If The Fed Doesn’t Restart QE, A Yield Curve Inversion (& Economic Dislocation) Is Imminent

Submitted by Chris Hamilton via Econimica blog,

Once upon a time, banks were about lending money and banks business model depended upon the spread or difference of borrowing short and lending long.  The greater the differential in the spread of short term and long term lending, the greater the profit.  So, it should be noteworthy when the spread begins shrinking.  At present, spreads have fallen 65-75% from 2011 peaks…and are rapidly gaining speed to the downside.  The chart below shows the spreads based on the 30yr and 10yr Treasury's minus the 2yr.

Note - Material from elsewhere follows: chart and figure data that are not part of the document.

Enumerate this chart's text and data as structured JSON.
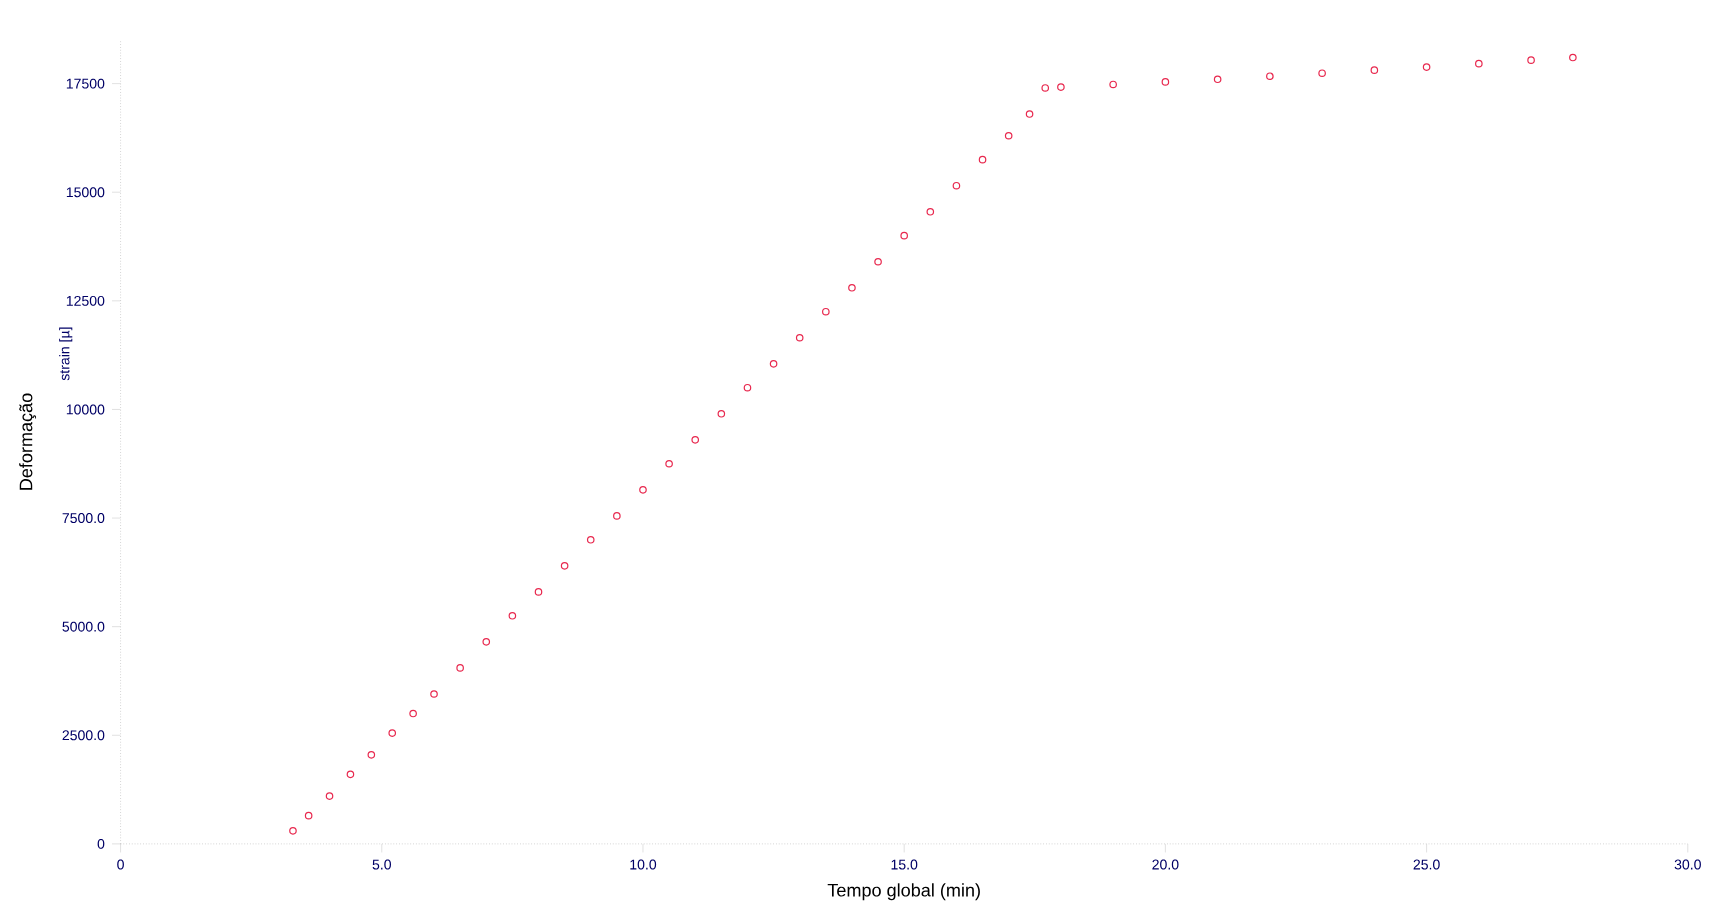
{
  "chart_data": {
    "type": "scatter",
    "xlabel": "Tempo global (min)",
    "ylabel": "Deformação",
    "y2label": "strain [µ]",
    "series": [
      {
        "color": "#e8284e",
        "x": [
          3.3,
          3.6,
          4.0,
          4.4,
          4.8,
          5.2,
          5.6,
          6.0,
          6.5,
          7.0,
          7.5,
          8.0,
          8.5,
          9.0,
          9.5,
          10.0,
          10.5,
          11.0,
          11.5,
          12.0,
          12.5,
          13.0,
          13.5,
          14.0,
          14.5,
          15.0,
          15.5,
          16.0,
          16.5,
          17.0,
          17.4,
          17.7,
          18.0,
          19.0,
          20.0,
          21.0,
          22.0,
          23.0,
          24.0,
          25.0,
          26.0,
          27.0,
          27.8
        ],
        "values": [
          300,
          650,
          1100,
          1600,
          2050,
          2550,
          3000,
          3450,
          4050,
          4650,
          5250,
          5800,
          6400,
          7000,
          7550,
          8150,
          8750,
          9300,
          9900,
          10500,
          11050,
          11650,
          12250,
          12800,
          13400,
          14000,
          14550,
          15150,
          15750,
          16300,
          16800,
          17400,
          17420,
          17480,
          17540,
          17600,
          17670,
          17740,
          17810,
          17880,
          17960,
          18040,
          18100
        ]
      }
    ],
    "marker": "circle",
    "grid": false,
    "xlim": [
      0,
      30
    ],
    "ylim": [
      0,
      18500
    ],
    "xticks": [
      0,
      {
        "value": 5,
        "label": "5.0"
      },
      {
        "value": 10,
        "label": "10.0"
      },
      {
        "value": 15,
        "label": "15.0"
      },
      {
        "value": 20,
        "label": "20.0"
      },
      {
        "value": 25,
        "label": "25.0"
      },
      {
        "value": 30,
        "label": "30.0"
      }
    ],
    "yticks": [
      0,
      {
        "value": 2500,
        "label": "2500.0"
      },
      {
        "value": 5000,
        "label": "5000.0"
      },
      {
        "value": 7500,
        "label": "7500.0"
      },
      10000,
      12500,
      15000,
      17500
    ]
  }
}
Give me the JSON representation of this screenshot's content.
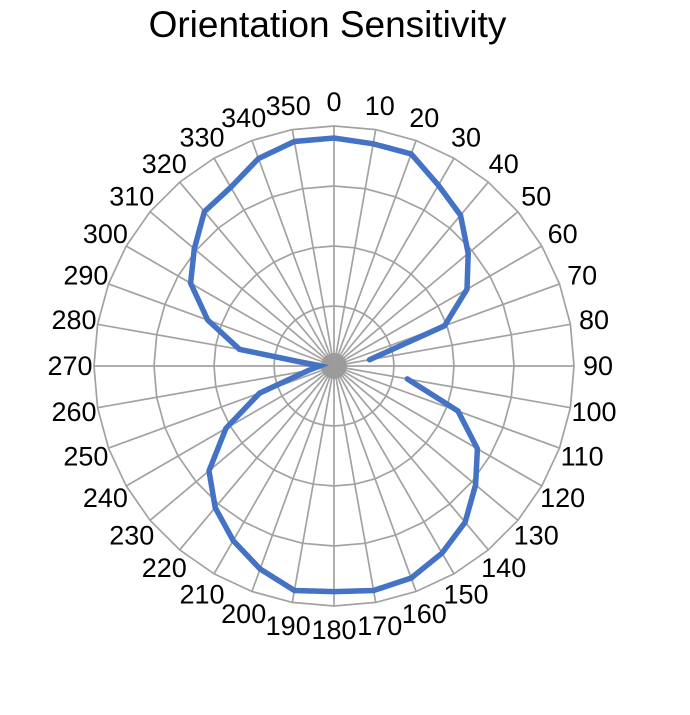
{
  "title": "Orientation Sensitivity",
  "chart_data": {
    "type": "line",
    "subtype": "polar-radar",
    "title": "Orientation Sensitivity",
    "angle_unit": "degrees",
    "angle_direction": "clockwise-from-top",
    "categories": [
      0,
      10,
      20,
      30,
      40,
      50,
      60,
      70,
      80,
      90,
      100,
      110,
      120,
      130,
      140,
      150,
      160,
      170,
      180,
      190,
      200,
      210,
      220,
      230,
      240,
      250,
      260,
      270,
      280,
      290,
      300,
      310,
      320,
      330,
      340,
      350
    ],
    "series": [
      {
        "name": "Orientation Sensitivity",
        "color": "#4472C4",
        "values": [
          0.95,
          0.94,
          0.94,
          0.87,
          0.82,
          0.73,
          0.64,
          0.49,
          0.15,
          null,
          0.31,
          0.55,
          0.69,
          0.77,
          0.85,
          0.9,
          0.94,
          0.95,
          0.94,
          0.95,
          0.9,
          0.84,
          0.77,
          0.68,
          0.52,
          0.33,
          0.11,
          0.06,
          0.4,
          0.56,
          0.69,
          0.76,
          0.84,
          0.86,
          0.92,
          0.95
        ],
        "gap_at_angles": [
          90
        ]
      }
    ],
    "radial_axis": {
      "min": 0,
      "max": 1.0,
      "rings": [
        0.25,
        0.5,
        0.75,
        1.0
      ],
      "tick_labels_visible": false
    },
    "grid": {
      "visible": true,
      "spoke_step_deg": 10,
      "ring_shape": "polygon-36",
      "color": "#a2a2a2"
    },
    "legend": "none",
    "background": "#ffffff",
    "label_color": "#000000"
  }
}
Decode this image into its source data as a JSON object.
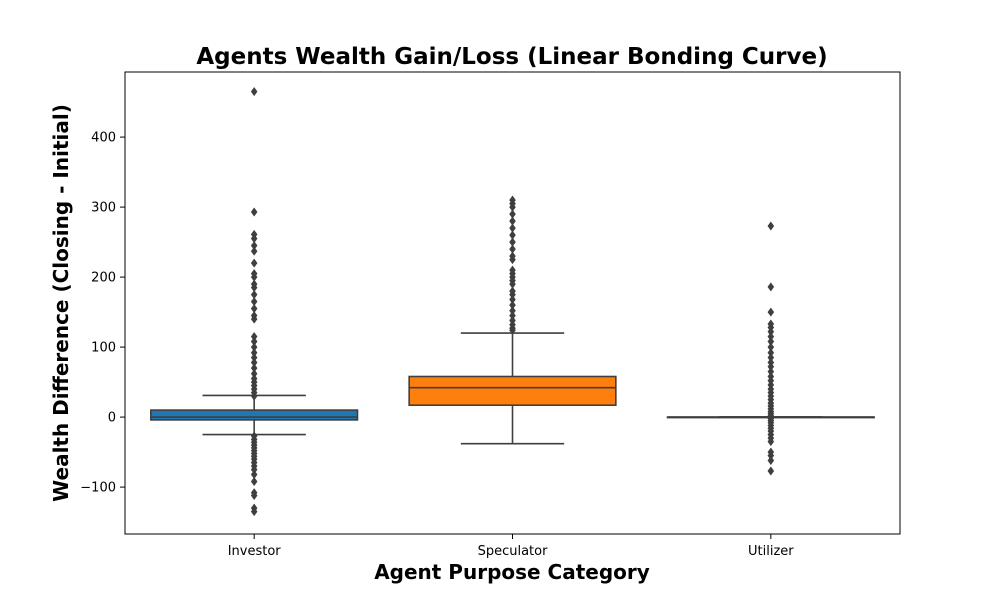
{
  "chart_data": {
    "type": "box",
    "title": "Agents Wealth Gain/Loss (Linear Bonding Curve)",
    "xlabel": "Agent Purpose Category",
    "ylabel": "Wealth Difference (Closing - Initial)",
    "categories": [
      "Investor",
      "Speculator",
      "Utilizer"
    ],
    "ylim": [
      -167,
      493
    ],
    "yticks": [
      -100,
      0,
      100,
      200,
      300,
      400
    ],
    "grid": false,
    "boxes": [
      {
        "category": "Investor",
        "color": "#1f77b4",
        "q1": -4,
        "median": 0,
        "q3": 10,
        "whisker_low": -25,
        "whisker_high": 31,
        "outliers": [
          465,
          293,
          261,
          255,
          245,
          237,
          220,
          205,
          200,
          190,
          185,
          175,
          165,
          155,
          145,
          140,
          115,
          108,
          100,
          92,
          85,
          78,
          70,
          62,
          55,
          50,
          45,
          40,
          35,
          30,
          -27,
          -32,
          -36,
          -40,
          -44,
          -48,
          -52,
          -56,
          -60,
          -65,
          -70,
          -75,
          -82,
          -92,
          -108,
          -112,
          -130,
          -135
        ]
      },
      {
        "category": "Speculator",
        "color": "#ff7f0e",
        "q1": 17,
        "median": 42,
        "q3": 58,
        "whisker_low": -38,
        "whisker_high": 120,
        "outliers": [
          310,
          305,
          300,
          290,
          280,
          270,
          260,
          250,
          240,
          230,
          225,
          210,
          205,
          200,
          195,
          190,
          180,
          175,
          168,
          160,
          152,
          145,
          138,
          132,
          127,
          124
        ]
      },
      {
        "category": "Utilizer",
        "color": "#2ca02c",
        "q1": 0,
        "median": 0,
        "q3": 0,
        "whisker_low": 0,
        "whisker_high": 0,
        "outliers": [
          273,
          186,
          150,
          133,
          128,
          122,
          115,
          108,
          100,
          92,
          85,
          78,
          72,
          65,
          58,
          52,
          46,
          40,
          35,
          30,
          25,
          20,
          16,
          12,
          8,
          5,
          2,
          -2,
          -5,
          -8,
          -12,
          -16,
          -20,
          -25,
          -30,
          -35,
          -50,
          -55,
          -62,
          -77
        ]
      }
    ]
  }
}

The chart below shows the 10yr Treasury yield since 2008, with the onset of Quantitative Easing.  During each period of Federal Reserve buying (QE), rates rose and the spread (10yr minus 2yr) likewise rose (yellow line).  During each period when QE ceased or was tapering, yields fell and likewise the spread fell.  Since the announcement of the QE3 taper, the 10yr and spread have been collapsing.
It was only the announcement of QE3 (QE-infinity…see yellow pointer in chart below) that effectively ceased the 10yr and spread declines that were well underway during Operation Twist.  As the Wu-Xia shadow rate implicates, rates were effectively driven well below zero due to QE.  However, as the chart below highlights, since the announcement of the QE3 taper, rates and spreads have resumed their downward course.  A rate inversion (and the economic dislocation that comes with it) is imminent like winter following fall and trees currently growing to the sky with nary a root (see Russell 3000…black line) will tumble.

Given the recent Fed Funds rate hike only accelerated the spread collapse; if the Federal Reserve does not change course and re-implement QE in short order, the rate inversion and subsequent economic dislocation is just a matter of time.  So, what is the Fed talking about regarding raising rates & what game is the Fed playing?  QE was never a cure but simply a means to extend and pretend just a bit longer.  Could it be the pretending and extending have hit some sort of limit and the Fed fears the next Fed administered "cure" may kill the patient?